Example .ebextensions/https-instance.config

packages:
  yum:
    mod_ssl : []
    
files:
  /etc/pki/tls/certs/server.crt:
    mode: "000400"
    owner: root
    group: root
    content: |
      -----BEGIN CERTIFICATE-----
      certificate file contents
      -----END CERTIFICATE-----
      
  /etc/pki/tls/certs/server.key:
    mode: "000400"
    owner: root
    group: root
    content: |
      -----BEGIN RSA PRIVATE KEY-----
      private key contents # See note below.
      -----END RSA PRIVATE KEY-----

container_commands:
  killhttpd:
    command: "killall httpd"
  waitforhttpddeath:
    command: "sleep 3"

Your certificate vendor may include intermediate certificates that you can install for better compatibility with mobile clients. Configure Apache with an intermediate certificate authority (CA) bundle by adding the following to your SSL configuration file (see Extending the Default Apache Configuration for the location):

  • In the ssl.conf file contents, specify the chain file:

    SSLCertificateKeyFile "/etc/pki/tls/certs/server.key"
    SSLCertificateChainFile "/etc/pki/tls/certs/gd_bundle.crt"
    SSLCipherSuite        EECDH+AESGCM:EDH+AESGCM:AES256+EECDH:AES256+EDH
  • Add a new entry to the files key with the contents of the intermediate certificates:

    files:
      /etc/pki/tls/certs/gd_bundle.crt:
        mode: "000400"
        owner: root
        group: root
        content: |
          -----BEGIN CERTIFICATE-----
          First intermediate certificate
          -----END CERTIFICATE-----
          -----BEGIN CERTIFICATE-----
          Second intermediate certificate
          -----END CERTIFICATE-----

Note

Avoid commiting a configuration file that contains your private key to source control. After you have tested the configuration and confirmed that it works, store your private key in Amazon S3 and modify the configuration to download it during deployment. For instructions, see Storing Private Keys Securely in Amazon S3.

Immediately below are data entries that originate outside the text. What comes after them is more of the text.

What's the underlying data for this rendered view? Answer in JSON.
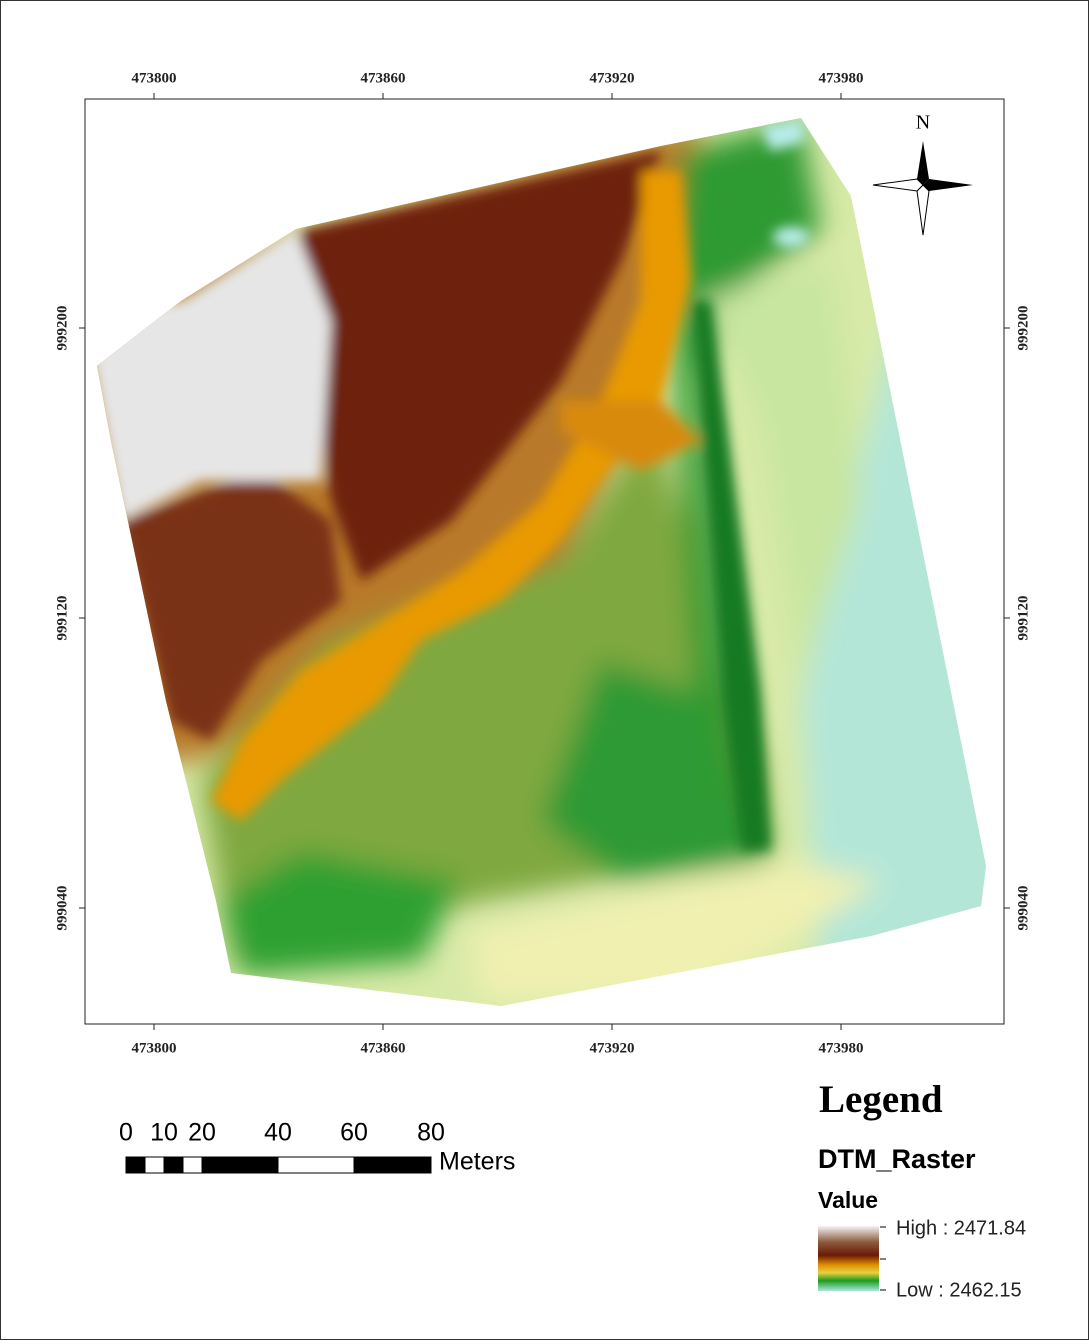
{
  "map": {
    "x_ticks": [
      473800,
      473860,
      473920,
      473980
    ],
    "y_ticks": [
      999200,
      999120,
      999040
    ],
    "north": "N",
    "scale_bar": {
      "labels": [
        0,
        10,
        20,
        40,
        60,
        80
      ],
      "unit": "Meters"
    },
    "legend": {
      "title": "Legend",
      "layer": "DTM_Raster",
      "field": "Value",
      "high": "High : 2471.84",
      "low": "Low : 2462.15"
    }
  }
}
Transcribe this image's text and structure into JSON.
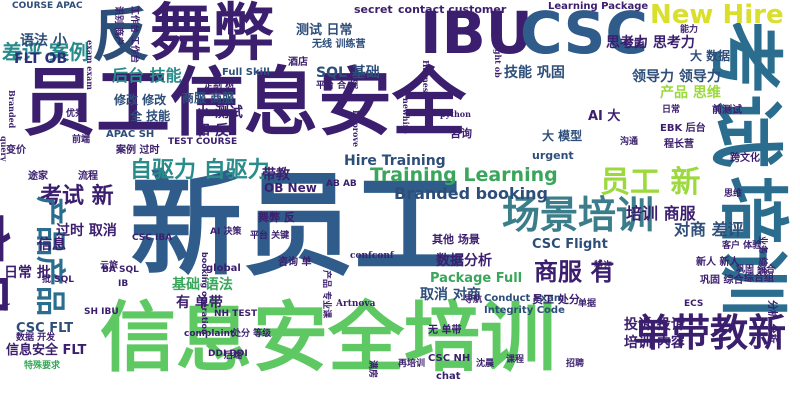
{
  "palette": {
    "indigo": "#3b1f6e",
    "navy": "#2e2f7a",
    "blue": "#2f5c8a",
    "teal": "#2a8b8b",
    "green": "#3aa65b",
    "lime": "#8fd14a",
    "yellow": "#e0e12a",
    "dark": "#4b1a6b"
  },
  "words": [
    {
      "text": "员工信息安全"
    },
    {
      "text": "新员工"
    },
    {
      "text": "信息安全培训"
    },
    {
      "text": "考试"
    },
    {
      "text": "培训"
    },
    {
      "text": "产品"
    },
    {
      "text": "IBU"
    },
    {
      "text": "CSC"
    },
    {
      "text": "舞弊"
    },
    {
      "text": "反"
    },
    {
      "text": "场景培训"
    },
    {
      "text": "单带教新"
    },
    {
      "text": "New Hire"
    },
    {
      "text": "差评 案例"
    },
    {
      "text": "自驱力 自驱力"
    },
    {
      "text": "员工 新"
    },
    {
      "text": "考试 新"
    },
    {
      "text": "产品产品"
    },
    {
      "text": "商服 有"
    },
    {
      "text": "Training Learning"
    },
    {
      "text": "Branded booking"
    },
    {
      "text": "Hire Training"
    },
    {
      "text": "培训 商服"
    },
    {
      "text": "对商 差评"
    },
    {
      "text": "后台 技能"
    },
    {
      "text": "FLT OB"
    },
    {
      "text": "语法 小"
    },
    {
      "text": "思考力 思考力"
    },
    {
      "text": "领导力 领导力"
    },
    {
      "text": "技能 巩固"
    },
    {
      "text": "产品 思维"
    },
    {
      "text": "SQL 基础"
    },
    {
      "text": "基础 语法"
    },
    {
      "text": "数据分析"
    },
    {
      "text": "Package Full"
    },
    {
      "text": "CSC Flight"
    },
    {
      "text": "取消 对商"
    },
    {
      "text": "投诉 投诉"
    },
    {
      "text": "培训 内容"
    },
    {
      "text": "信息安全 FLT"
    },
    {
      "text": "CSC FLT"
    },
    {
      "text": "小 测试"
    },
    {
      "text": "和 反"
    },
    {
      "text": "全 技能"
    },
    {
      "text": "修改 修改"
    },
    {
      "text": "商服 商服"
    },
    {
      "text": "测试 日常"
    },
    {
      "text": "日常 批"
    },
    {
      "text": "过时 取消"
    },
    {
      "text": "信息"
    },
    {
      "text": "有 单带"
    },
    {
      "text": "OB New"
    },
    {
      "text": "舞弊 反"
    },
    {
      "text": "带教"
    },
    {
      "text": "Full Skill"
    },
    {
      "text": "AI 大"
    },
    {
      "text": "大 模型"
    },
    {
      "text": "大 数据"
    },
    {
      "text": "secret"
    },
    {
      "text": "contact customer"
    },
    {
      "text": "Learning Package"
    },
    {
      "text": "COURSE APAC"
    },
    {
      "text": "无线 训练营"
    },
    {
      "text": "Integrity Code"
    },
    {
      "text": "Conduct Exam"
    },
    {
      "text": "urgent"
    },
    {
      "text": "CSC NH"
    },
    {
      "text": "新人 新人"
    },
    {
      "text": "案例 过时"
    },
    {
      "text": "APAC SH"
    },
    {
      "text": "其他 场景"
    },
    {
      "text": "员工 处分"
    },
    {
      "text": "无 单带"
    },
    {
      "text": "巩固 综合"
    },
    {
      "text": "前测试"
    },
    {
      "text": "跨文化"
    },
    {
      "text": "综合组"
    },
    {
      "text": "咨询"
    },
    {
      "text": "咨询 单"
    },
    {
      "text": "平台 关键"
    },
    {
      "text": "Artnova"
    },
    {
      "text": "confconf"
    },
    {
      "text": "global"
    },
    {
      "text": "SH IBU"
    },
    {
      "text": "DDI DDI"
    },
    {
      "text": "complaint"
    },
    {
      "text": "NH TEST"
    },
    {
      "text": "TEST COURSE"
    },
    {
      "text": "EBK 后台"
    },
    {
      "text": "数据 开发"
    },
    {
      "text": "特殊要求"
    },
    {
      "text": "巩固 综合"
    },
    {
      "text": "chat"
    },
    {
      "text": "python"
    },
    {
      "text": "Improve"
    },
    {
      "text": "Harness"
    },
    {
      "text": "newhire"
    },
    {
      "text": "credo"
    },
    {
      "text": "query"
    },
    {
      "text": "flight ob"
    },
    {
      "text": "exam exam"
    },
    {
      "text": "产品 专业课"
    },
    {
      "text": "业务 综合"
    },
    {
      "text": "分析 分析"
    },
    {
      "text": "思维"
    },
    {
      "text": "途家"
    },
    {
      "text": "流程"
    },
    {
      "text": "变价"
    },
    {
      "text": "技能"
    },
    {
      "text": "酒店"
    },
    {
      "text": "批 SQL"
    },
    {
      "text": "特许"
    },
    {
      "text": "沟通"
    },
    {
      "text": "能力"
    },
    {
      "text": "程长营"
    },
    {
      "text": "再培训"
    },
    {
      "text": "满房"
    },
    {
      "text": "课程"
    },
    {
      "text": "沈晨"
    },
    {
      "text": "单据"
    },
    {
      "text": "处分 等级"
    },
    {
      "text": "识别 商户"
    },
    {
      "text": "工作台 工作台"
    },
    {
      "text": "定制 树"
    },
    {
      "text": "招聘"
    },
    {
      "text": "AI 决策"
    },
    {
      "text": "Branded"
    },
    {
      "text": "IB"
    },
    {
      "text": "BA SQL"
    },
    {
      "text": "CSC IBA"
    },
    {
      "text": "平台 合 规"
    },
    {
      "text": "客户 体验"
    },
    {
      "text": "日常"
    },
    {
      "text": "booking operation"
    },
    {
      "text": "ECS"
    },
    {
      "text": "AB AB"
    },
    {
      "text": "导航"
    },
    {
      "text": "云旅"
    },
    {
      "text": "后端"
    },
    {
      "text": "优秀"
    },
    {
      "text": "前端"
    }
  ]
}
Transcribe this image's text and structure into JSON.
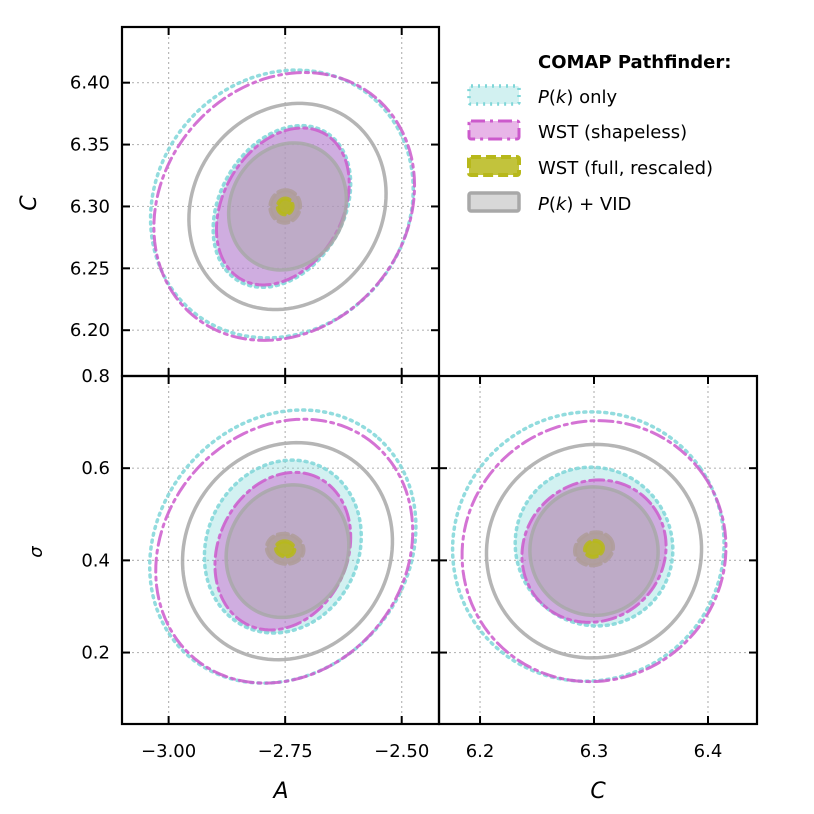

In a single instance environment, you must also modify the instance's security group to allow traffic on port 443. The following configuration file retrieves the security group's ID using an AWS CloudFormation function and adds a rule to it:

Example .ebextensions/https-instance-single.config

Resources:
  sslSecurityGroupIngress: 
    Type: AWS::EC2::SecurityGroupIngress
    Properties:
      GroupId: {"Fn::GetAtt" : ["AWSEBSecurityGroup", "GroupId"]}
      IpProtocol: tcp
      ToPort: 443
      FromPort: 443
      CidrIp: 0.0.0.0/0

For a load balanced environment, you configure the load balancer to either pass secure traffic through untouched, or decrypt and re-encrypt for end-to-end encryption.